As if that has ever stopped a criminal.
btw - that database has to exist in many places in part or whole. If not, why do you need to scan for it?
You can continue to downplay potential issues all you want if that makes you feel comfortable and allows you sleep at night (or day).
Personally I would rather have it varified by an accredited non-Apple entity or three.
Even if a criminal were to make innocent photos with the same exact hash, they’re still rescanned on Apples server to rule out any false positives.
It's obvious that you didn't even watch the video. He discusses #1 in it.
But the guy in the Youtube video didn't understand how the whole system works. He missed an extremely important part.
Then again Yannic was only looking at the underlying hash functionality and how is could be misused or gotten around. Something that was initally portrayed as very secure in its function.
Last edited:
We also don’t have our hands on the final code. I’m sure there have been tweaks to it since 14.3 but I’m not positive.
However, I do know that there are safeguards in place just for this fake match situation.
That is a big ??? - is this the same code?
Good chance but need to be verified.
The safeguards were supposed to help validate the hash matching.
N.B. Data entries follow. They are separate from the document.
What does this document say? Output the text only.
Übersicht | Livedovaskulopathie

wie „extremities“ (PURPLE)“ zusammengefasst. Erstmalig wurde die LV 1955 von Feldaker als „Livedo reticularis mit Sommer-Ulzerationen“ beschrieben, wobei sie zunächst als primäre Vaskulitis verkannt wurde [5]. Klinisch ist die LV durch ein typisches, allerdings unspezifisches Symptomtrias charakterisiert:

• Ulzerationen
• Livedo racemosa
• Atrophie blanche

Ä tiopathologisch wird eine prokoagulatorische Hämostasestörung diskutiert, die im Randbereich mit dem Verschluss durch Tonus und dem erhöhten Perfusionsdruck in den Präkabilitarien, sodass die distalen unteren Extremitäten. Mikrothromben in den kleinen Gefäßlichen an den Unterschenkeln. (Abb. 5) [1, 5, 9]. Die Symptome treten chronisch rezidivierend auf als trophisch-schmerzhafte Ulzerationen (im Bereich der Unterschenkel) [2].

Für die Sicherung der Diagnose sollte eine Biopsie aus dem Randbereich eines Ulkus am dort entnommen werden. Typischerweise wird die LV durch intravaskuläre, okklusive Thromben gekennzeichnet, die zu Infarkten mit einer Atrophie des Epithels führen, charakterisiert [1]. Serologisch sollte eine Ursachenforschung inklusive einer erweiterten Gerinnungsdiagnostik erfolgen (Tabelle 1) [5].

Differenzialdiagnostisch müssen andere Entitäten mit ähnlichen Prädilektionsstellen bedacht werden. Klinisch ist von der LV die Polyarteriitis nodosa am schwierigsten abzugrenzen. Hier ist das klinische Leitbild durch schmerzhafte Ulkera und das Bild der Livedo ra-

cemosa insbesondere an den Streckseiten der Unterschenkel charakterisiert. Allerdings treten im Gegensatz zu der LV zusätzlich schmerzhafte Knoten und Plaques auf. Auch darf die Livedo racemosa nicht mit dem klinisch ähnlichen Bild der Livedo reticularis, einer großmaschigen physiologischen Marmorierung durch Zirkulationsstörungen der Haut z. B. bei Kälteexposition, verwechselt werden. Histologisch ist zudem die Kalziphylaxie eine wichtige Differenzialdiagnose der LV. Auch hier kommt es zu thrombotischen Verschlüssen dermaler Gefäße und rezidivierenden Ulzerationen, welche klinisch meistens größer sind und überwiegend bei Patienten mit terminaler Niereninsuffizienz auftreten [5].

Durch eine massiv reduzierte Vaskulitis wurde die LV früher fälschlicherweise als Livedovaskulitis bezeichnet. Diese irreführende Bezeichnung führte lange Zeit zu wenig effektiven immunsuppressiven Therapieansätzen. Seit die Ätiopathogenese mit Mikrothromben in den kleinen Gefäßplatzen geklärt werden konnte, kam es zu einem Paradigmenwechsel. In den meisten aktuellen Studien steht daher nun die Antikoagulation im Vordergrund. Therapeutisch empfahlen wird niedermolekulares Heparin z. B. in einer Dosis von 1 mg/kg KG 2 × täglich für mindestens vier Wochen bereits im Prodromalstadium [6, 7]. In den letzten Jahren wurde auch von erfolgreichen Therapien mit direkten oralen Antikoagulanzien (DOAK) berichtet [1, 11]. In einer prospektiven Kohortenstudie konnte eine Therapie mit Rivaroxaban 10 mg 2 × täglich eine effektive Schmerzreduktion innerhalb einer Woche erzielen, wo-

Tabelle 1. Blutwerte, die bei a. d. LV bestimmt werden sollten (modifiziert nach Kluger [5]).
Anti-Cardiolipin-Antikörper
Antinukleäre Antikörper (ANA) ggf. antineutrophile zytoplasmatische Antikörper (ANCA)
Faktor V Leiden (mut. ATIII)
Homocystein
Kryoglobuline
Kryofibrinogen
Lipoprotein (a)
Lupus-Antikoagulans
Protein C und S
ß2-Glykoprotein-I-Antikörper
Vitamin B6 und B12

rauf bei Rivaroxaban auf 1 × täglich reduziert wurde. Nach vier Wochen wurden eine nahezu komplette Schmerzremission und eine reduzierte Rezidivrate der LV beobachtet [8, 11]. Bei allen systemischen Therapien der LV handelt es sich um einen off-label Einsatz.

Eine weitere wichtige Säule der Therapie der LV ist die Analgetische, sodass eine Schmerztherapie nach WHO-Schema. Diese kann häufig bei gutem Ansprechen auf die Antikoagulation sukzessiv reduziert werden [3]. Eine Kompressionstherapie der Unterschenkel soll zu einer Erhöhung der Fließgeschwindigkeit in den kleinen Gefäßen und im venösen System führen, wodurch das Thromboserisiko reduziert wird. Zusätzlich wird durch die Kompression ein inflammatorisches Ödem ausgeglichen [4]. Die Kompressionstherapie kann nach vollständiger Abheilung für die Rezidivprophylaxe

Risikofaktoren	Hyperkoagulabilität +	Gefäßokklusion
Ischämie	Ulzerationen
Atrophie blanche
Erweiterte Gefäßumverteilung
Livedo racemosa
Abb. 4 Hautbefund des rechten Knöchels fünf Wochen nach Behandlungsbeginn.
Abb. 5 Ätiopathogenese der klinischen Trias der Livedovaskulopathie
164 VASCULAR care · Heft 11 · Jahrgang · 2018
Not designed to handle handle deliberate misinformation or hacking.
These items alone indicate more discussion is needed before the final decision on rolling this out.
Last edited:
Getting the Pegasus software isn't easy.
Also, why not just post the picture to sosial networks? They will report and it could be devastating for their public image.
Why go the roundabout way when you can post it to Facebook, Instagram and Twitter?
So he wasn't even discussion #"5. Then Apple looks at it and decides what to do next. They either verify that it's CSAM or they discard it if it somehow got through all the other checks." then.
Apple uses two hash technologies. It seems he wasn't looking at the last one.
Yeah, 2 separate hashes are generated. There's no way of knowing what the second hash is going to be, so it would be nearly impossible to trick the system even if you did have the entire list of CSAM NeuroHashes.
This is going to be interesting when iOS 15 drops. I bet "experts" are going to try to exploit the system to make Apple look like liars.... I don't think it will work, but time will tell.